Commenting on this, Linda Teo, Country Manager of ManpowerGroup Singapore, said: “Global and regional trade conflicts, plus warnings of a possible recession, have dampened business confidence in Singapore.
“Anticipating that business will be affected by the economic downturn, companies are limiting their hiring activity. Some companies are also turning to upskilling their employees instead of hiring new staff.”
Hiring outlook across Singapore’s seven industry sectors (seasonally adjusted)
Overall, of the seven sectors in Singapore, employers in five sectors expect to add payrolls in Q4 2019.
Public administration & education
Employers in the public administration & education sector anticipated the strongest labour market (outlook: +19%), with hiring intentions remaining ‘relatively stable’ as compared to Q3 2019.
That said, there is a considerable decline of 17pp when compared y-o-y.
Mining & construction
Employers in this sector have reported an outlook of +10% in the coming quarter, with ‘some hiring opportunities’ anticipated. Further, this sector’s outlook remains relative stable as compared to Q4 2018 and quarter-over-quarter (q-o-q).

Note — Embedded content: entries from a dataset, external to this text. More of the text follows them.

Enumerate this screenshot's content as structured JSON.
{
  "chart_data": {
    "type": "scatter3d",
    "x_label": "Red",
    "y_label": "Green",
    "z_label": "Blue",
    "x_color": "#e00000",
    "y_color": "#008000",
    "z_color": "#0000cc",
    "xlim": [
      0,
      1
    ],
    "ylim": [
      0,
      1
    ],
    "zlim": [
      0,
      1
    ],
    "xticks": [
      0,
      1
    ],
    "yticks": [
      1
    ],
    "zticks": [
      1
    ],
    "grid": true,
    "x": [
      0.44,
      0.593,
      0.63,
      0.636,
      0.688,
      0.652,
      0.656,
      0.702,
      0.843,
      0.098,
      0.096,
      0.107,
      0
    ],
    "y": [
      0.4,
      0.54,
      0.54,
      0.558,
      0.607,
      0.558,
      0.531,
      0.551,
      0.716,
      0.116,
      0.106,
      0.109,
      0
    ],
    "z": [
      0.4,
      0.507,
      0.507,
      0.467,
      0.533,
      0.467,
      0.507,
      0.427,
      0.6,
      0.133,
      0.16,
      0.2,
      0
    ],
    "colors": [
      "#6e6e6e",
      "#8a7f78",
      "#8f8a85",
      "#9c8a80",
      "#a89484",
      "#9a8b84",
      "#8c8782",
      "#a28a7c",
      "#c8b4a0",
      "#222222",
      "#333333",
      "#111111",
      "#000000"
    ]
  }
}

Wholesale trade & retail trade
As reflected in the report, the wholesale trade & retail trade sector anticipates a ‘fair hiring climate’ the coming quarter, reporting a +8% outlook for the third quarter straight.
However, hiring intentions are considered stable when compared y-o-y.
Finance, insurance & real estate
When compared with the past two years, employers in this sector anticipate the weakest hiring pace in Q4 2019, with an outlook of +5%, a nine pp decline y-o-y.
Despite that, this outlook still remains ‘relatively stable’ in comparison to the previous quarter.
The service sector sees one of the lowest hiring outlooks for Q4 2019, reporting the weakest hiring plans in the past decade and an outlook of +2%.
Overall, this outlook is a 16pp drop q-o-q, and a 10pp drop y-o-y.
With an outlook of 0% for the three coming months, employers in the manufacturing sector forecast the weakest labour market in 10 years.
In line with this, hiring plans will drop by eight pp from the past quarter, and will be 12pp weaker than Q4 2018.
Transportation & utilities
Of the seven sectors, this sector reported the weakest hiring pace and even the first negative hiring pace (-5%) in the past decade.
In fact, hiring prospects are seen as considerably weaker – dropping 13pp from Q3 2019 and 12pp from Q4 2018.